Fresh sales have also dried up after a bailout of Yes Bank blanked out the stressed lender’s outstanding AT-1 bonds, raising the risk perception of this route. In fact, the AT-1 sale tally for FY22 is empty — at least until now.
By contrast, during the same period last year, borrowers sold ₹1,745 crore of AT-1 papers, show data from JM Financial. In FY21, local perpetual bonds worth ₹34,322 crore changed hands in the secondary market between April and August. This has less than halved this financial year to ₹15,806 crore for now. “The domestic market has completely dried up for perpetual issuances,” said Ajay Manglunia, managing director – debt capital market at J M Financial. “Traditional investors are not willing to buy those papers citing complication over valuation methods. Every investment risk has to be managed by the regulator and investors if we are to develop our bond markets.”

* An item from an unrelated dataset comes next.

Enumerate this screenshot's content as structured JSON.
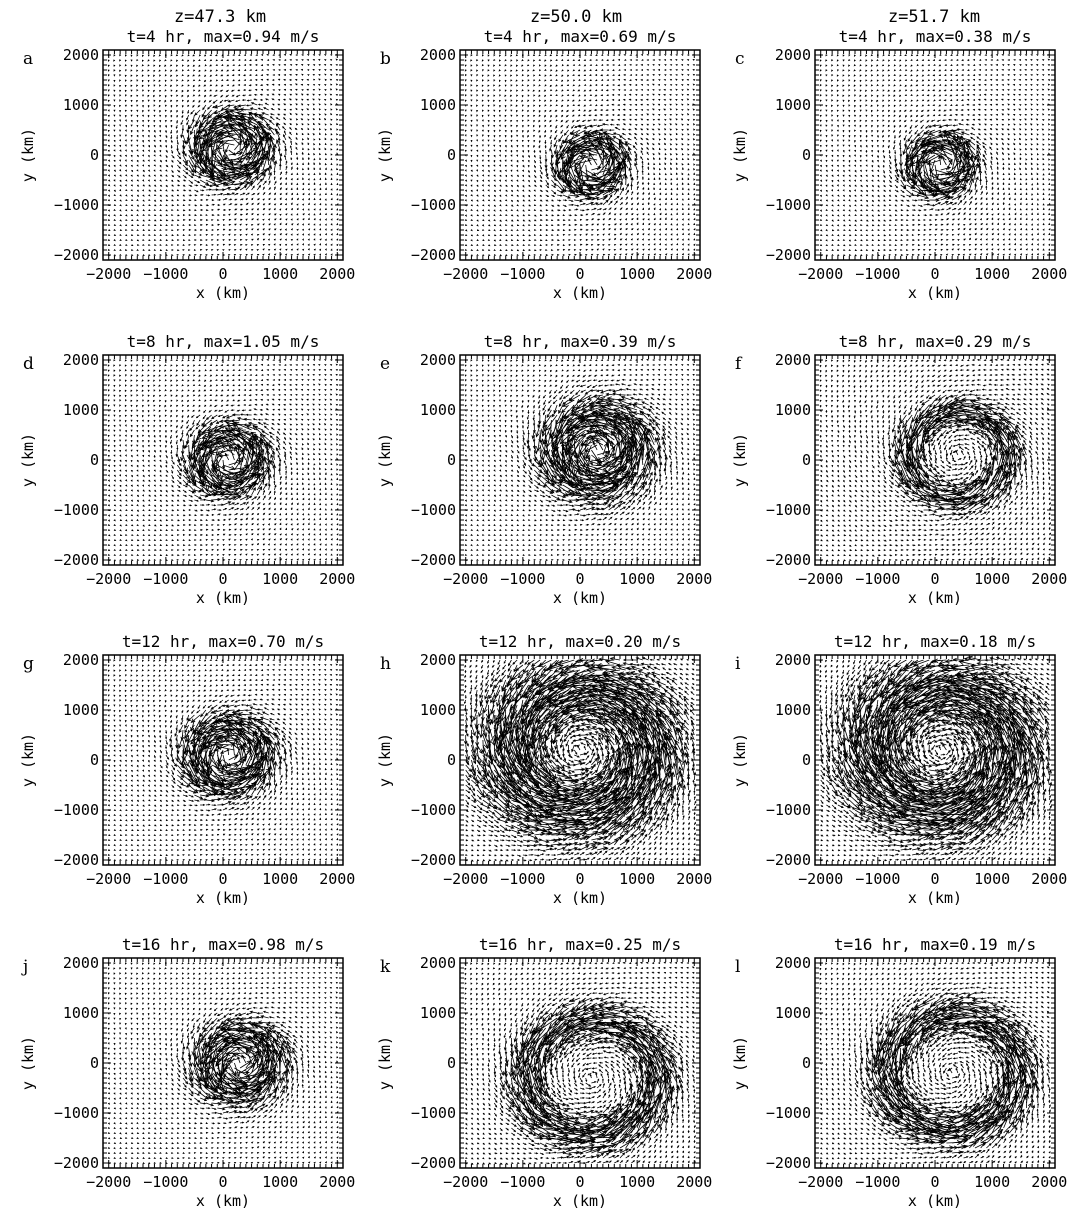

Mutual funds, once major AT-1 buyers, almost stopped subscribing those papers in the local market, prompting top-draw lenders to tap offshore investors. HDFC Bank, Axis Bank and have begun preparations to raise such quasi-equity securities overseas. HDFC Bank could well be the first one to hit offshore, ET reported about two weeks ago. AT-1, also known as perpetual bonds, add to banks’ capital base unlike perpetual papers issued by a corporate. Such securities do not have any fixed maturity but generally have a five-year call option that allows an exit route for investors.
“Revised regulation on AT-1 bonds is a key reason for not investing in perpetual bonds,” said Rajeev Radhkrishnan, CIO- debt, SBI AMC. “The new valuation method brings in a lot of potential volatility and illiquidity. Hence, from a portfolio perspective, we have incrementally avoided these exposures.”